Question

A 1.000 gram sample of the rocket fuel hydrazine (N2H4) is burned in a bomb calorimeter. The temperature rises from 24.62°C to 28.16°C. The heat capacity of the calorimeter (including the water) is 5860 J/°C. Calculate the molar heat of combustion of hydrazine, in kJ/mole.

Answer 1

Answer:

The molar heat of combustion of hydrazine is -663.82 kJ/mole.

Explanation:

First we have to calculate the heat gained by the calorimeter.

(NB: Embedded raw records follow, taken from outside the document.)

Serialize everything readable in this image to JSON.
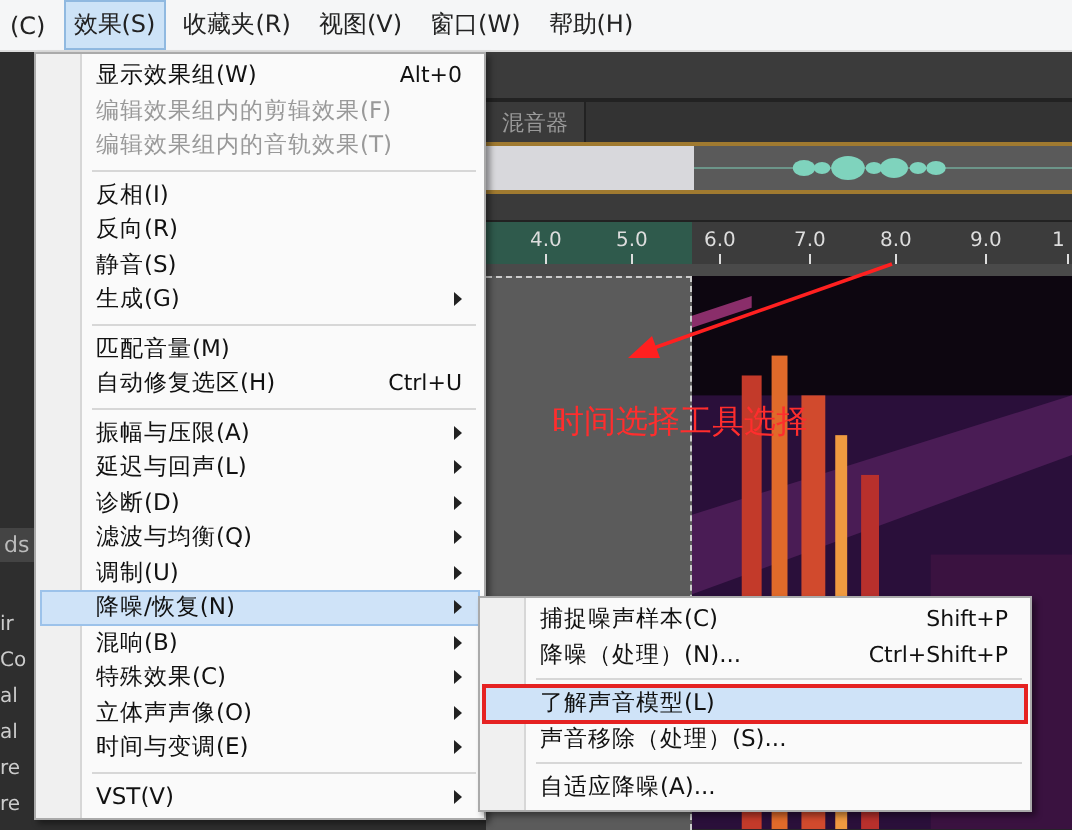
{
  "menubar": [
    {
      "label": "(C)",
      "selected": false
    },
    {
      "label": "效果(S)",
      "selected": true
    },
    {
      "label": "收藏夹(R)",
      "selected": false
    },
    {
      "label": "视图(V)",
      "selected": false
    },
    {
      "label": "窗口(W)",
      "selected": false
    },
    {
      "label": "帮助(H)",
      "selected": false
    }
  ],
  "left_panel": {
    "tab": "ds",
    "items": [
      "ir",
      "Co",
      "al",
      "al",
      "re",
      "re"
    ]
  },
  "mixer_tab": "混音器",
  "ruler": {
    "labels": [
      "4.0",
      "5.0",
      "6.0",
      "7.0",
      "8.0",
      "9.0",
      "1"
    ]
  },
  "annotation": {
    "text": "时间选择工具选择"
  },
  "menu": [
    {
      "kind": "item",
      "label": "显示效果组(W)",
      "shortcut": "Alt+0",
      "disabled": false,
      "submenu": false,
      "selected": false
    },
    {
      "kind": "item",
      "label": "编辑效果组内的剪辑效果(F)",
      "disabled": true,
      "submenu": false,
      "selected": false
    },
    {
      "kind": "item",
      "label": "编辑效果组内的音轨效果(T)",
      "disabled": true,
      "submenu": false,
      "selected": false
    },
    {
      "kind": "separator"
    },
    {
      "kind": "item",
      "label": "反相(I)",
      "disabled": false,
      "submenu": false,
      "selected": false
    },
    {
      "kind": "item",
      "label": "反向(R)",
      "disabled": false,
      "submenu": false,
      "selected": false
    },
    {
      "kind": "item",
      "label": "静音(S)",
      "disabled": false,
      "submenu": false,
      "selected": false
    },
    {
      "kind": "item",
      "label": "生成(G)",
      "disabled": false,
      "submenu": true,
      "selected": false
    },
    {
      "kind": "separator"
    },
    {
      "kind": "item",
      "label": "匹配音量(M)",
      "disabled": false,
      "submenu": false,
      "selected": false
    },
    {
      "kind": "item",
      "label": "自动修复选区(H)",
      "shortcut": "Ctrl+U",
      "disabled": false,
      "submenu": false,
      "selected": false
    },
    {
      "kind": "separator"
    },
    {
      "kind": "item",
      "label": "振幅与压限(A)",
      "disabled": false,
      "submenu": true,
      "selected": false
    },
    {
      "kind": "item",
      "label": "延迟与回声(L)",
      "disabled": false,
      "submenu": true,
      "selected": false
    },
    {
      "kind": "item",
      "label": "诊断(D)",
      "disabled": false,
      "submenu": true,
      "selected": false
    },
    {
      "kind": "item",
      "label": "滤波与均衡(Q)",
      "disabled": false,
      "submenu": true,
      "selected": false
    },
    {
      "kind": "item",
      "label": "调制(U)",
      "disabled": false,
      "submenu": true,
      "selected": false
    },
    {
      "kind": "item",
      "label": "降噪/恢复(N)",
      "disabled": false,
      "submenu": true,
      "selected": true
    },
    {
      "kind": "item",
      "label": "混响(B)",
      "disabled": false,
      "submenu": true,
      "selected": false
    },
    {
      "kind": "item",
      "label": "特殊效果(C)",
      "disabled": false,
      "submenu": true,
      "selected": false
    },
    {
      "kind": "item",
      "label": "立体声声像(O)",
      "disabled": false,
      "submenu": true,
      "selected": false
    },
    {
      "kind": "item",
      "label": "时间与变调(E)",
      "disabled": false,
      "submenu": true,
      "selected": false
    },
    {
      "kind": "separator"
    },
    {
      "kind": "item",
      "label": "VST(V)",
      "disabled": false,
      "submenu": true,
      "selected": false
    }
  ],
  "submenu": [
    {
      "kind": "item",
      "label": "捕捉噪声样本(C)",
      "shortcut": "Shift+P",
      "selected": false,
      "outlined": false
    },
    {
      "kind": "item",
      "label": "降噪（处理）(N)...",
      "shortcut": "Ctrl+Shift+P",
      "selected": false,
      "outlined": false
    },
    {
      "kind": "separator"
    },
    {
      "kind": "item",
      "label": "了解声音模型(L)",
      "selected": true,
      "outlined": true
    },
    {
      "kind": "item",
      "label": "声音移除（处理）(S)...",
      "selected": false,
      "outlined": false
    },
    {
      "kind": "separator"
    },
    {
      "kind": "item",
      "label": "自适应降噪(A)...",
      "selected": false,
      "outlined": false
    }
  ]
}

$q=c\times (T_{final}-T_{initial})$

where,

q = heat gained = ?

c = specific heat = $5860 J/^oC$

$T_{final}$ = final temperature = $28.16^oC$

$T_{initial}$ = initial temperature = $24.62^oC$

Now put all the given values in the above formula, we get:

$q=5860 J/^oC\times (28.16-24.62)^oC$

$q=20,744.4 J=20.7444 kJ$

Now we have to calculate the enthalpy change during the reaction.

$\Delta H=-\frac{q}{n}$

where,

$\Delta H$ = enthalpy change = ?

q = heat gained = 20.7444 kJ

n = number of moles fructose = $\frac{\text{Mass of hydrazine}}{\text{Molar mass of hydrazine}}=\frac{1.000 g}{32 g/mol}=0.03125 mole$

$\Delta H=-\frac{20.7444 kJ}{0.03125 mole}=-663.82 kJ/mole$

The molar heat of combustion of hydrazine is -663.82 kJ/mole.